You found the easter egg. Good for you.

Personal Assistant

|4 min read|

PA for my own life.

My Personal AI Operations Layer Runs in Telegram

I have been experimenting with a small personal AI operations layer: a Hermes agent running continuously on a Mac mini at home and communicating through a private Telegram group.

The choice of Telegram was deliberate. It is already my daily messaging app, and Telegram’s BotFather makes the integration straightforward. More importantly, I did not want another productivity dashboard, browser tab, or app that I would need to remember to open. I wanted an assistant that could place the right prompt or summary in the place I already check throughout the day.

The system currently runs four scheduled jobs in Singapore time:

  • 6:00 AM: a market and investment briefing, focused on the companies and tickers I follow.
  • 6:30 AM: a compact AI news digest.
  • 7:00 AM: a direct message asking for my single highest-priority task for the day.
  • 11:55 PM: a consolidation pass that turns my task logs into an Obsidian daily note.

Each job is small on its own. Together, they create a useful rhythm: orient, focus, stay informed, and leave behind a record.

Why Hermes?

screenshot 2026 05 03 at 12 31 15 pm

I considered the broader category of self-hosted personal assistants, especially Hermes and OpenClaw. Both can run locally, connect to Telegram, use external models, and automate recurring work. The choice came down to what I wanted the system to optimize for.

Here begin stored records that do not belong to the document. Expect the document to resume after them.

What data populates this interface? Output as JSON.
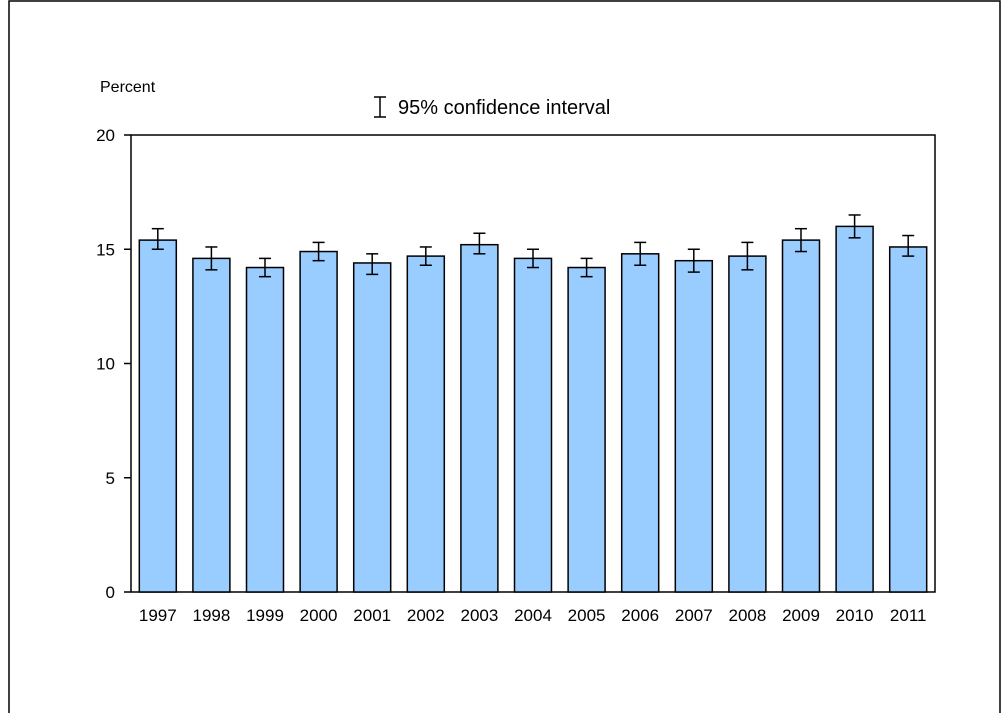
{
  "chart_data": {
    "type": "bar",
    "title": "",
    "xlabel": "",
    "ylabel": "Percent",
    "ylim": [
      0,
      20
    ],
    "yticks": [
      0,
      5,
      10,
      15,
      20
    ],
    "grid": false,
    "legend": {
      "label": "95% confidence interval",
      "placement": "top-center"
    },
    "colors": {
      "bar_fill": "#99ccff",
      "bar_stroke": "#000000"
    },
    "categories": [
      "1997",
      "1998",
      "1999",
      "2000",
      "2001",
      "2002",
      "2003",
      "2004",
      "2005",
      "2006",
      "2007",
      "2008",
      "2009",
      "2010",
      "2011"
    ],
    "values": [
      15.4,
      14.6,
      14.2,
      14.9,
      14.4,
      14.7,
      15.2,
      14.6,
      14.2,
      14.8,
      14.5,
      14.7,
      15.4,
      16.0,
      15.1
    ],
    "ci_lower": [
      15.0,
      14.1,
      13.8,
      14.5,
      13.9,
      14.3,
      14.8,
      14.2,
      13.8,
      14.3,
      14.0,
      14.1,
      14.9,
      15.5,
      14.7
    ],
    "ci_upper": [
      15.9,
      15.1,
      14.6,
      15.3,
      14.8,
      15.1,
      15.7,
      15.0,
      14.6,
      15.3,
      15.0,
      15.3,
      15.9,
      16.5,
      15.6
    ]
  }
}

Hermes felt more aligned with an automation-first workflow. Its built-in cron scheduler can deliver scheduled work to messaging platforms, it supports model switching without reworking the agent, and it emphasizes persistent memory and reusable skills. That makes it a good home for routines such as daily research briefs, task-log consolidation, and a growing personal knowledge base. Hermes Agent

OpenClaw is compelling in a different direction. It has wider messaging coverage, more developed companion-app and voice capabilities, a visual Canvas, and explicit multi-agent routing across isolated workspaces. If this evolves from a Telegram-based personal system into an assistant that needs to work across devices, channels, and richer media, I would revisit it. OpenClaw

For now, Hermes wins because it keeps the system close to the actual use case: lightweight, scheduled, text-first personal operations.

The workflow

The morning investment briefing follows the public sources and tickers I care about. Its job is not to make investment decisions. It is to reduce the overhead of finding what changed overnight: earnings-related updates, macro headlines, material company news, and themes that could affect the watchlist.

The AI digest does the same for a field that moves too quickly to track through scattered tabs. Rather than trying to read everything, I want a short list of developments worth opening later: model releases, research, product launches, infrastructure shifts, and notable industry moves.

The priority check-in may be the simplest automation, but it is possibly the most valuable. At 7:00 AM, the agent asks one question: what is the most important thing to move forward today? The constraint matters. It converts a vague, reactive task list into an explicit daily commitment.

At night, the agent becomes an archivist. I write rough task logs throughout the day without worrying too much about structure. At 11:55 PM, Hermes consolidates those fragments into an Obsidian daily note. Over time, that creates a searchable record of decisions, work completed, open loops, and recurring patterns: a personal knowledge base built from the work itself rather than from a separate documentation ritual.

Cost and model choice

The system runs on DeepSeek V4 Flash. These jobs are frequent, repetitive, and largely text-based, so cost efficiency matters more than using the strongest available model for every invocation.

A lightweight model is sufficient for summarisation, formatting, synthesis, and recurring prompts. The trade-off is modality: the current setup is text-only. If I later want image analysis or visual generation, I will add model routing so those requests are sent to a model that supports them, while routine jobs remain on the cheaper path.

That division feels more sensible than treating every task as if it needs premium inference.

Privacy is part of the design

Giving an autonomous agent access to personal systems is less a prompting problem than a permissions problem.

The agent has its own email identity rather than access to my primary inbox. That boundary is intentional: a personal AI assistant should not automatically inherit every sensitive account, conversation, document, or credential simply because it is convenient.

The next safeguards are equally important: separate OS access, narrowly scoped credentials, explicit tool allowlists, and keeping high-impact actions behind confirmation. Self-hosting on a Mac mini gives me control over where the agent runs, but local hosting alone does not make an agent safe. The real protection comes from limiting what it can read, write, send, and delete.

What I am building toward

I do not think the interesting outcome is “an AI bot in a group chat.” The interesting outcome is a personal operating layer that quietly compounds.

It should know which information I follow, preserve a record of what I worked on, surface the right question at the right time, and become more useful without asking me to adopt another elaborate system.

The best version of this does not feel like using AI. It feels like having less administrative drag between noticing something, deciding what matters, and doing the work.